Experiments

^{We inject chaos proactively,}
^{instead of dreading the unknown.}

How To Create a Chaos Engineering Scenario

Form a hypothesis
Baseline your metrics (e.g. SLOs/SLIs per service)
Consider the blast radius
Determine what chaos to inject
Run your chaos engineering scenario
Measure the results of your chaos engineering scenario
Find and fix issues or scale the blast radius of the scenario

How To Pick A Chaos Engineering Scenario

Identify your top 5 critical services
Choose one of these critical services:
1. Monitoring & alerting (Datadog & PagerDuty)
2. Cache (Redis or Memcache)
3. Payments
Whiteboard the service with your team
Select the Gremlin Scenario:
1. Validate Autoscaling
2. Unavailable Dependency
3. Host/Container Failure
Determine the magnitude: number of servers/length of time

What is the value of Chaos Engineering?

Find your monitoring gaps, reduce signal to noise
“We’ll get paged if that breaks”, until you don’t.
A false sense of security is worse than nothing.

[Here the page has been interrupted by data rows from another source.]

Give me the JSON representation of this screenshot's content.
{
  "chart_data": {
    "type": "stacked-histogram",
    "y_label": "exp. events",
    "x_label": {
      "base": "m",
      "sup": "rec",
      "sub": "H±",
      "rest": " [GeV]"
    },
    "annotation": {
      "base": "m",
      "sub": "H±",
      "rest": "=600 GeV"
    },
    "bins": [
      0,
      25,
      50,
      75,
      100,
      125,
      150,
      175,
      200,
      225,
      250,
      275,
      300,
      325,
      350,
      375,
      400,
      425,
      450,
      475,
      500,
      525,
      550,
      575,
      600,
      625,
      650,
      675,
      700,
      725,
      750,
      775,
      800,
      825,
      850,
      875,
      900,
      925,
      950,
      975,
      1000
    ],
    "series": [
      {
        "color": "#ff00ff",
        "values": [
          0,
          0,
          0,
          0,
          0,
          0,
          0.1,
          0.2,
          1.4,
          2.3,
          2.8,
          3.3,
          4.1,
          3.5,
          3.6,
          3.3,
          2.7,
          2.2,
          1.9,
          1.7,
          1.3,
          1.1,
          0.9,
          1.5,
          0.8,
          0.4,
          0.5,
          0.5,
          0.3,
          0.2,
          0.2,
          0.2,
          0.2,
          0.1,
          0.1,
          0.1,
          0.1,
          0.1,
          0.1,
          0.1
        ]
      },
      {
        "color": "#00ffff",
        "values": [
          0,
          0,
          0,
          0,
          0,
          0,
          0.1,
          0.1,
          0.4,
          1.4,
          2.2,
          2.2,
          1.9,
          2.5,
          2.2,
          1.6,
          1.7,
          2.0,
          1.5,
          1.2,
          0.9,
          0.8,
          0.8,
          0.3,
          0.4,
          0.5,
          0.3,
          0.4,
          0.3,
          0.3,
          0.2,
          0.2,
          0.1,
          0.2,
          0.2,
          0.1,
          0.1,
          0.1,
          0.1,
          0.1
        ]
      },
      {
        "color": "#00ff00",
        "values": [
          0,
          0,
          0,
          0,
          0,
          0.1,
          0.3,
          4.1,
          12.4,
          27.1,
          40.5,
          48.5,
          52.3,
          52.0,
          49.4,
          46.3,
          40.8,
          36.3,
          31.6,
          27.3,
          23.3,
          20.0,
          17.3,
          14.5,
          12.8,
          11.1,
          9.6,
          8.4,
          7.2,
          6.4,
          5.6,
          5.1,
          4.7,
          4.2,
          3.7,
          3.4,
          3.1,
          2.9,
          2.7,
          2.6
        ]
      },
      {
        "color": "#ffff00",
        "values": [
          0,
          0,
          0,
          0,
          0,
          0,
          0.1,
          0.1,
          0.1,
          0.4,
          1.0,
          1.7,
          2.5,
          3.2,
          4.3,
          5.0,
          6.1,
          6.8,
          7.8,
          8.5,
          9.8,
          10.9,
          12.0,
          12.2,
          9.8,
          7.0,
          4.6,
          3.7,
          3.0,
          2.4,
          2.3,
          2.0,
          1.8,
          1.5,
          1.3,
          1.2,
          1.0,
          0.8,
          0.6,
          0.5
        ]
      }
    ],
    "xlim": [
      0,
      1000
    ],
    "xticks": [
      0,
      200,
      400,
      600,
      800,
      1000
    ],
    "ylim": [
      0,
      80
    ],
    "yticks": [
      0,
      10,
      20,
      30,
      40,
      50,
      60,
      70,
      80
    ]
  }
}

Validate Upstream & Downstream Dependencies
Validate that each new service can fail independently.
Protect against cascading failures and knock-on effects.

Train your teams
We run fire drills, train firefights, and first responders.
Are you investing in your operations teams?

Get A Good Night’s Sleep
We often can’t get a good night’s sleep due to our pager waking us up in the middle of the night, use Chaos Engineering to reduce incidents and increase time spent sleeping in your bed!